A new artificial intelligence (AI) technique could improve the ability of autonomous vehicles to identify 3-D objects, and how those items relate to each other in space, using 2-D images.
Most autonomous vehicles navigate 3-D space with LiDAR, which uses lasers to measure distance. However, LiDAR technology is expensive, and its pricy nature often means autonomous systems do not include much redundancy. For example, it would be too expensive to put dozens of LiDAR sensors on a mass-produced driverless car.
The new technique, called MonoCon, could help the AI software used in autonomous vehicles navigate using the 2D images it receives from onboard cameras.

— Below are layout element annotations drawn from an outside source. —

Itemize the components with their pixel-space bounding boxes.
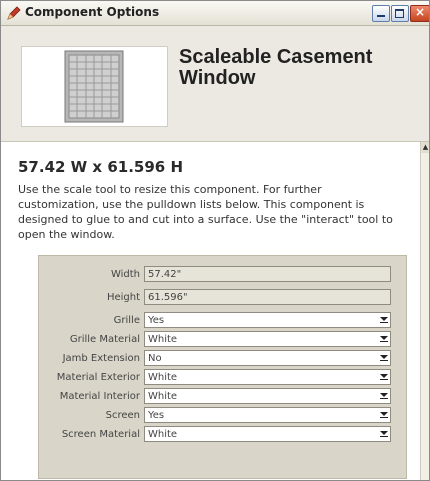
option-label: Grille xyxy=(113,315,140,326)
width-field[interactable]: 57.42" xyxy=(144,266,391,282)
scroll-up-arrow-icon[interactable]: ▲ xyxy=(421,142,429,153)
option-label: Screen Material xyxy=(61,429,140,440)
dropdown-arrow-icon[interactable] xyxy=(380,412,388,418)
component-description: Use the scale tool to resize this compon… xyxy=(18,183,393,241)
option-label: Jamb Extension xyxy=(62,353,140,364)
close-button[interactable]: × xyxy=(410,5,429,22)
component-header: Scaleable Casement Window xyxy=(1,26,429,142)
maximize-icon xyxy=(395,9,404,18)
option-label: Material Exterior xyxy=(56,372,140,383)
option-row-jamb-extension: Jamb Extension No xyxy=(39,350,406,369)
selected-value: Yes xyxy=(148,315,165,326)
dropdown-arrow-icon[interactable] xyxy=(380,355,388,361)
vertical-scrollbar[interactable]: ▲ xyxy=(420,142,429,480)
option-label: Grille Material xyxy=(69,334,140,345)
selected-value: White xyxy=(148,429,178,440)
options-panel: Width 57.42" Height 61.596" Grille Yes G… xyxy=(38,255,407,479)
selected-value: White xyxy=(148,391,178,402)
option-row-grille: Grille Yes xyxy=(39,312,406,331)
component-options-window: Component Options × Scaleable Casement W… xyxy=(0,0,430,481)
selected-value: White xyxy=(148,372,178,383)
material-exterior-select[interactable]: White xyxy=(144,369,391,385)
option-label: Material Interior xyxy=(59,391,140,402)
option-row-grille-material: Grille Material White xyxy=(39,331,406,350)
option-label: Width xyxy=(110,269,140,280)
maximize-button[interactable] xyxy=(391,5,409,22)
component-name: Scaleable Casement Window xyxy=(179,46,373,89)
dropdown-arrow-icon[interactable] xyxy=(380,393,388,399)
option-label: Screen xyxy=(105,410,140,421)
material-interior-select[interactable]: White xyxy=(144,388,391,404)
minimize-icon xyxy=(377,15,385,17)
option-row-material-interior: Material Interior White xyxy=(39,388,406,407)
dropdown-arrow-icon[interactable] xyxy=(380,336,388,342)
close-icon: × xyxy=(414,5,426,19)
window-title: Component Options xyxy=(25,5,160,19)
option-row-height: Height 61.596" xyxy=(39,289,406,308)
dropdown-arrow-icon[interactable] xyxy=(380,431,388,437)
window-thumbnail-icon xyxy=(64,50,124,123)
screen-select[interactable]: Yes xyxy=(144,407,391,423)
height-field[interactable]: 61.596" xyxy=(144,289,391,305)
grille-material-select[interactable]: White xyxy=(144,331,391,347)
grille-select[interactable]: Yes xyxy=(144,312,391,328)
option-label: Height xyxy=(106,292,140,303)
option-row-screen: Screen Yes xyxy=(39,407,406,426)
option-row-material-exterior: Material Exterior White xyxy=(39,369,406,388)
selected-value: No xyxy=(148,353,162,364)
selected-value: White xyxy=(148,334,178,345)
component-thumbnail xyxy=(21,46,168,127)
selected-value: Yes xyxy=(148,410,165,421)
pencil-app-icon xyxy=(7,6,21,20)
dropdown-arrow-icon[interactable] xyxy=(380,317,388,323)
minimize-button[interactable] xyxy=(372,5,390,22)
component-dimensions: 57.42 W x 61.596 H xyxy=(18,158,183,176)
screen-material-select[interactable]: White xyxy=(144,426,391,442)
jamb-extension-select[interactable]: No xyxy=(144,350,391,366)
dropdown-arrow-icon[interactable] xyxy=(380,374,388,380)
option-row-screen-material: Screen Material White xyxy=(39,426,406,445)
option-row-width: Width 57.42" xyxy=(39,266,406,285)
title-bar[interactable]: Component Options × xyxy=(1,1,429,26)
component-details: 57.42 W x 61.596 H Use the scale tool to… xyxy=(1,142,419,480)
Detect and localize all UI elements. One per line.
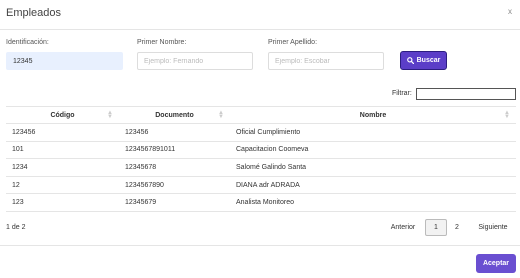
cell-documento: 1234567890 xyxy=(119,176,230,195)
last-name-label: Primer Apellido: xyxy=(268,39,318,46)
sort-icon: ▲ ▼ xyxy=(504,110,510,120)
cell-nombre: Salomé Galindo Santa xyxy=(230,158,516,177)
sort-icon: ▲ ▼ xyxy=(107,110,113,120)
column-header-label: Código xyxy=(50,111,75,119)
cell-codigo: 123456 xyxy=(6,123,119,142)
id-label: Identificación: xyxy=(6,39,49,46)
table-header-row: Código ▲ ▼ Documento ▲ ▼ Nombre ▲ ▼ xyxy=(6,106,516,124)
pagination-next[interactable]: Siguiente xyxy=(474,219,512,236)
pagination-info: 1 de 2 xyxy=(6,224,26,231)
filter-input[interactable] xyxy=(416,88,516,100)
first-name-label: Primer Nombre: xyxy=(137,39,187,46)
footer-divider xyxy=(0,245,520,246)
search-button-label: Buscar xyxy=(416,57,441,64)
cell-nombre: DIANA adr ADRADA xyxy=(230,176,516,195)
cell-documento: 12345679 xyxy=(119,193,230,212)
last-name-input[interactable] xyxy=(268,52,384,70)
pagination-previous[interactable]: Anterior xyxy=(386,219,420,236)
search-button[interactable]: Buscar xyxy=(400,51,447,70)
column-header-label: Nombre xyxy=(359,111,387,119)
pagination-page-2[interactable]: 2 xyxy=(450,219,464,236)
filter-label: Filtrar: xyxy=(392,90,412,97)
dialog-header: Empleados x xyxy=(0,0,520,30)
cell-documento: 12345678 xyxy=(119,158,230,177)
column-header-nombre[interactable]: Nombre ▲ ▼ xyxy=(230,106,516,124)
cell-nombre: Capacitacion Coomeva xyxy=(230,141,516,160)
sort-icon: ▲ ▼ xyxy=(218,110,224,120)
accept-button[interactable]: Aceptar xyxy=(476,254,516,273)
cell-documento: 123456 xyxy=(119,123,230,142)
column-header-label: Documento xyxy=(155,111,194,119)
first-name-input[interactable] xyxy=(137,52,253,70)
cell-codigo: 123 xyxy=(6,193,119,212)
cell-codigo: 101 xyxy=(6,141,119,160)
search-icon xyxy=(406,57,414,64)
dialog-title: Empleados xyxy=(6,7,62,19)
cell-nombre: Oficial Cumplimiento xyxy=(230,123,516,142)
employees-table: Código ▲ ▼ Documento ▲ ▼ Nombre ▲ ▼ 123456 … xyxy=(6,106,516,212)
column-header-documento[interactable]: Documento ▲ ▼ xyxy=(119,106,230,124)
table-row[interactable]: 123 12345679 Analista Monitoreo xyxy=(6,193,516,212)
column-header-codigo[interactable]: Código ▲ ▼ xyxy=(6,106,119,124)
cell-codigo: 12 xyxy=(6,176,119,195)
id-input[interactable] xyxy=(6,52,123,70)
table-row[interactable]: 12 1234567890 DIANA adr ADRADA xyxy=(6,176,516,195)
close-icon[interactable]: x xyxy=(508,7,512,16)
table-row[interactable]: 1234 12345678 Salomé Galindo Santa xyxy=(6,158,516,177)
table-row[interactable]: 101 1234567891011 Capacitacion Coomeva xyxy=(6,141,516,160)
cell-codigo: 1234 xyxy=(6,158,119,177)
cell-documento: 1234567891011 xyxy=(119,141,230,160)
employees-dialog: Empleados x Identificación: Primer Nombr… xyxy=(0,0,520,278)
table-row[interactable]: 123456 123456 Oficial Cumplimiento xyxy=(6,123,516,142)
pagination-page-1[interactable]: 1 xyxy=(425,219,447,236)
cell-nombre: Analista Monitoreo xyxy=(230,193,516,212)
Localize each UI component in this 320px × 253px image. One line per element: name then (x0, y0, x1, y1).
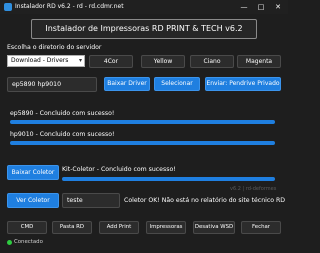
status-ep5890: ep5890 - Concluido com sucesso! (10, 110, 115, 117)
coletor-name-value: teste (67, 197, 83, 204)
baixar-coletor-button[interactable]: Baixar Coletor (7, 165, 59, 180)
add-print-button[interactable]: Add Print (99, 221, 139, 234)
app-icon (4, 3, 12, 11)
desativa-wsd-button[interactable]: Desativa WSD (193, 221, 235, 234)
ver-coletor-button[interactable]: Ver Coletor (7, 193, 59, 208)
printers-input-value: ep5890 hp9010 (12, 81, 62, 88)
kit-coletor-status: Kit-Coletor - Concluido com sucesso! (62, 166, 176, 173)
selecionar-button[interactable]: Selecionar (154, 77, 200, 91)
page-title: Instalador de Impressoras RD PRINT & TEC… (45, 24, 243, 33)
magenta-button[interactable]: Magenta (237, 55, 281, 68)
progress-bar-ep5890 (10, 120, 275, 124)
status-hp9010: hp9010 - Concluido com sucesso! (10, 131, 115, 138)
fechar-button[interactable]: Fechar (241, 221, 281, 234)
directory-select[interactable]: Download - Drivers ▾ (7, 55, 85, 67)
minimize-button[interactable]: — (236, 0, 252, 14)
directory-label: Escolha o diretorio do servidor (7, 44, 102, 51)
baixar-driver-button[interactable]: Baixar Driver (104, 77, 150, 91)
yellow-button[interactable]: Yellow (141, 55, 185, 68)
connection-status: Conectado (14, 239, 43, 245)
progress-bar-hp9010 (10, 141, 275, 145)
version-footer: v6.2 | rd-deformes (230, 186, 277, 192)
chevron-down-icon: ▾ (78, 57, 82, 64)
enviar-pendrive-button[interactable]: Enviar: Pendrive Privado (205, 77, 281, 91)
connection-status-icon (7, 240, 12, 245)
pasta-rd-button[interactable]: Pasta RD (52, 221, 92, 234)
coletor-name-input[interactable]: teste (62, 193, 120, 208)
coletor-message: Coletor OK! Não está no relatório do sit… (124, 197, 286, 204)
cmd-button[interactable]: CMD (7, 221, 47, 234)
printers-input[interactable]: ep5890 hp9010 (7, 77, 97, 92)
impressoras-button[interactable]: Impressoras (146, 221, 186, 234)
header-banner: Instalador de Impressoras RD PRINT & TEC… (31, 19, 257, 39)
progress-bar-kit-coletor (62, 177, 275, 181)
4cor-button[interactable]: 4Cor (89, 55, 133, 68)
close-button[interactable]: ✕ (270, 0, 286, 14)
window-title: Instalador RD v6.2 - rd - rd.cdmr.net (15, 3, 124, 10)
ciano-button[interactable]: Ciano (190, 55, 234, 68)
directory-select-value: Download - Drivers (11, 57, 69, 64)
title-bar: Instalador RD v6.2 - rd - rd.cdmr.net — … (0, 0, 288, 14)
maximize-button[interactable]: □ (253, 0, 269, 14)
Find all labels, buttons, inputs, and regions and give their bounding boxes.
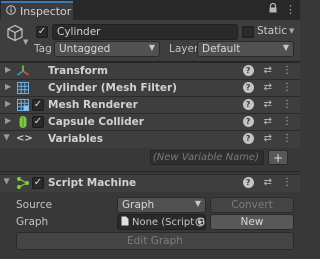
component-title: Script Machine [48, 177, 137, 189]
component-title: Mesh Renderer [48, 99, 138, 111]
gameobject-name-field[interactable]: Cylinder [52, 24, 238, 40]
new-variable-name-input[interactable]: (New Variable Name) [150, 150, 264, 165]
component-controls: ? ⇄ ⋮ [242, 99, 292, 110]
active-checkbox[interactable]: ✓ [36, 26, 48, 38]
object-picker-icon[interactable] [195, 217, 205, 230]
help-icon[interactable]: ? [242, 65, 254, 76]
static-checkbox[interactable] [242, 26, 254, 38]
capsule-icon [16, 115, 30, 129]
help-icon[interactable]: ? [242, 133, 254, 144]
foldout-arrow-icon[interactable]: ▶ [5, 116, 11, 125]
chevron-down-icon: ▼ [194, 199, 201, 208]
help-icon[interactable]: ? [242, 177, 254, 188]
graph-object-field[interactable]: None (Script G [117, 214, 206, 230]
info-icon [6, 5, 16, 18]
script-machine-icon [16, 176, 30, 190]
code-brackets-icon: <> [16, 133, 33, 144]
gameobject-icon-dropdown[interactable]: ▼ [23, 38, 28, 46]
add-variable-button[interactable]: + [268, 150, 288, 165]
layer-value: Default [202, 43, 241, 55]
enabled-checkbox[interactable]: ✓ [32, 177, 44, 189]
tab-controls: ⋮ [269, 2, 296, 16]
component-variables[interactable]: ▶ <> Variables ? ⇄ ⋮ [0, 130, 300, 148]
component-mesh-renderer[interactable]: ▶ ✓ Mesh Renderer ? ⇄ ⋮ [0, 96, 300, 113]
gameobject-cube-icon [6, 24, 24, 45]
component-title: Variables [48, 133, 103, 145]
tab-inspector[interactable]: Inspector [1, 1, 73, 20]
enabled-checkbox[interactable]: ✓ [32, 99, 44, 111]
presets-icon[interactable]: ⇄ [264, 82, 272, 93]
edit-graph-label: Edit Graph [127, 235, 183, 247]
component-capsule-collider[interactable]: ▶ ✓ Capsule Collider ? ⇄ ⋮ [0, 113, 300, 130]
add-variable-label: + [272, 150, 284, 165]
document-icon [121, 216, 129, 229]
chevron-down-icon: ▼ [148, 43, 155, 52]
edit-graph-button[interactable]: Edit Graph [16, 232, 294, 250]
component-controls: ? ⇄ ⋮ [242, 65, 292, 76]
source-dropdown[interactable]: Graph ▼ [117, 197, 206, 213]
kebab-menu-icon[interactable]: ⋮ [282, 133, 292, 144]
component-title: Capsule Collider [48, 116, 144, 128]
help-icon[interactable]: ? [242, 82, 254, 93]
gameobject-name-value: Cylinder [57, 26, 101, 38]
tag-value: Untagged [59, 43, 111, 55]
kebab-menu-icon[interactable]: ⋮ [282, 177, 292, 188]
static-label: Static [257, 25, 288, 37]
divider [0, 171, 300, 172]
component-controls: ? ⇄ ⋮ [242, 133, 292, 144]
component-controls: ? ⇄ ⋮ [242, 82, 292, 93]
new-graph-button[interactable]: New [210, 214, 294, 230]
presets-icon[interactable]: ⇄ [264, 133, 272, 144]
kebab-menu-icon[interactable]: ⋮ [282, 82, 292, 93]
component-controls: ? ⇄ ⋮ [242, 177, 292, 188]
transform-axes-icon [16, 64, 30, 78]
enabled-checkbox[interactable]: ✓ [32, 116, 44, 128]
component-script-machine[interactable]: ▶ ✓ Script Machine ? ⇄ ⋮ [0, 174, 300, 192]
foldout-arrow-icon[interactable]: ▶ [5, 99, 11, 108]
help-icon[interactable]: ? [242, 116, 254, 127]
convert-button[interactable]: Convert [210, 197, 294, 213]
tab-inspector-label: Inspector [20, 5, 72, 18]
help-icon[interactable]: ? [242, 99, 254, 110]
component-controls: ? ⇄ ⋮ [242, 116, 292, 127]
component-title: Transform [48, 65, 108, 77]
convert-label: Convert [231, 199, 273, 211]
mesh-renderer-icon [16, 98, 30, 112]
new-label: New [240, 216, 264, 228]
kebab-menu-icon[interactable]: ⋮ [282, 116, 292, 127]
foldout-arrow-icon[interactable]: ▶ [3, 178, 12, 184]
source-value: Graph [122, 199, 155, 211]
new-variable-placeholder: (New Variable Name) [152, 152, 259, 163]
presets-icon[interactable]: ⇄ [264, 99, 272, 110]
graph-label: Graph [16, 216, 49, 228]
layer-label: Layer [169, 43, 199, 55]
foldout-arrow-icon[interactable]: ▶ [5, 65, 11, 74]
tag-label: Tag [34, 43, 52, 55]
component-mesh-filter[interactable]: ▶ Cylinder (Mesh Filter) ? ⇄ ⋮ [0, 79, 300, 96]
tag-dropdown[interactable]: Untagged ▼ [54, 41, 160, 57]
mesh-grid-icon [16, 81, 30, 95]
foldout-arrow-icon[interactable]: ▶ [3, 134, 12, 140]
static-dropdown-icon[interactable]: ▼ [289, 27, 294, 35]
presets-icon[interactable]: ⇄ [264, 177, 272, 188]
presets-icon[interactable]: ⇄ [264, 65, 272, 76]
foldout-arrow-icon[interactable]: ▶ [5, 82, 11, 91]
chevron-down-icon: ▼ [282, 43, 289, 52]
kebab-menu-icon[interactable]: ⋮ [282, 99, 292, 110]
kebab-menu-icon[interactable]: ⋮ [282, 65, 292, 76]
lock-icon[interactable] [269, 2, 277, 16]
kebab-menu-icon[interactable]: ⋮ [285, 3, 296, 16]
component-transform[interactable]: ▶ Transform ? ⇄ ⋮ [0, 62, 300, 79]
presets-icon[interactable]: ⇄ [264, 116, 272, 127]
source-label: Source [16, 199, 53, 211]
component-title: Cylinder (Mesh Filter) [48, 82, 177, 94]
layer-dropdown[interactable]: Default ▼ [197, 41, 294, 57]
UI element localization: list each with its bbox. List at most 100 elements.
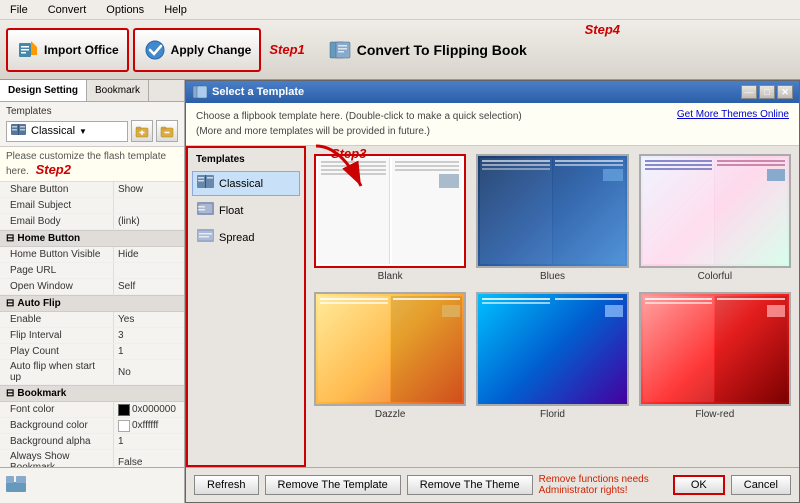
dialog-titlebar: Select a Template — □ ✕ xyxy=(186,81,799,103)
spread-thumb xyxy=(197,229,215,246)
prop-row-play-count: Play Count 1 xyxy=(0,344,184,360)
dialog-minimize-button[interactable]: — xyxy=(741,85,757,99)
dialog-icon xyxy=(192,84,208,100)
template-name-blank: Blank xyxy=(314,271,466,282)
menu-options[interactable]: Options xyxy=(102,2,148,18)
dialog-top-info: Choose a flipbook template here. (Double… xyxy=(186,103,799,146)
dialog-title: Select a Template xyxy=(192,84,304,100)
template-list-panel: Templates Clas xyxy=(186,146,306,467)
template-list-wrapper: Templates Clas xyxy=(186,146,306,467)
settings-icon xyxy=(4,472,28,496)
font-color-swatch xyxy=(118,404,130,416)
template-item-label-classical: Classical xyxy=(219,178,263,190)
toolbar: Import Office Apply Change Step1 Convert… xyxy=(0,20,800,80)
more-themes-link[interactable]: Get More Themes Online xyxy=(677,109,789,120)
tab-design-setting[interactable]: Design Setting xyxy=(0,80,87,101)
dialog-info-text: Choose a flipbook template here. (Double… xyxy=(196,109,522,139)
cancel-button[interactable]: Cancel xyxy=(731,475,791,495)
import-office-button[interactable]: Import Office xyxy=(6,28,129,72)
import-label: Import Office xyxy=(44,43,119,57)
tabs-row: Design Setting Bookmark xyxy=(0,80,184,102)
dialog-body: Templates Clas xyxy=(186,146,799,467)
remove-theme-button[interactable]: Remove The Theme xyxy=(407,475,533,495)
template-preview-blank xyxy=(314,154,466,268)
prop-row-share: Share Button Show xyxy=(0,182,184,198)
prop-row-always-show: Always Show Bookmark False xyxy=(0,450,184,467)
template-card-blank[interactable]: Blank xyxy=(314,154,466,282)
customize-text: Please customize the flash template here… xyxy=(0,147,184,182)
book-icon xyxy=(11,124,27,139)
folder-remove-icon xyxy=(160,124,174,138)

“Because cameras are significantly less expensive than lidar, it would be economically feasible to include additional cameras, building redundancy into the system and making it both safer and more robust,” study senior author Tianfu Wu, an assistant professor of electrical and computer engineering at North Carolina State University, said in a statement.
Specifically, MonoCon is capable of identifying 3D objects in 2D images and placing them in a “bounding box.” This effectively tells the AI the outermost edges of the relevant object.
MonoCon builds on a substantial amount of existing work aimed at helping AI programs extract 3D data from 2D images. Many of these efforts train the AI by showing it 2D images and placing 3D bounding boxes around objects in the image. These boxes are cuboids, which have eight points, just like the corners of any cube.
During training, the AI is given 3D coordinates for each of the box’s eight corners, so that the AI understands the height, width and length of the bounding box, as well as the distance between each of those corners and the camera. The training technique uses this to teach the AI how to estimate the dimensions of each bounding box and instructs the AI to predict the distance between the camera and the car.
After each prediction, the trainers correct the AI, giving it the right answers. Over time, this allows the AI to get better and better at identifying objects, placing them in a bounding box, and estimating the dimensions of the objects.
“What sets our work apart is how we train the AI,” Wu said in a statement. “Like the previous efforts, we place objects in 3D bounding boxes while training the AI. However, in addition to asking the AI to predict the camera-to-object distance and the dimensions of the bounding boxes, we also ask the AI to predict the locations of each of the box’s eight points and its distance from the center of the bounding box in two dimensions. We call this ‘auxiliary context,’ and we found that it helps the AI more accurately identify and predict 3D objects based on 2D images.”
In tests of MonoCon using a widely used benchmark data set called KITTI, “MonoCon performed better than any of the dozens of other AI programs aimed at extracting 3D data on automobiles from 2D images,” Wu said in a statement. Still, although MonoCon performed well at identifying pedestrians and bicycles, it was not the best AI program at such tasks, the researchers cautioned.
“Moving forward, we are scaling this up and working with larger datasets to evaluate and fine-tune MonoCon for use in autonomous driving,” Wu said in a statement. “We also want to explore applications in manufacturing, to see if we can improve the performance of tasks such as the use of robotic arms.”
The scientists detailed their findings at the Association for the Advancement of Artificial Intelligence Conference on Artificial Intelligence held virtually from Feb. 22 to March 1.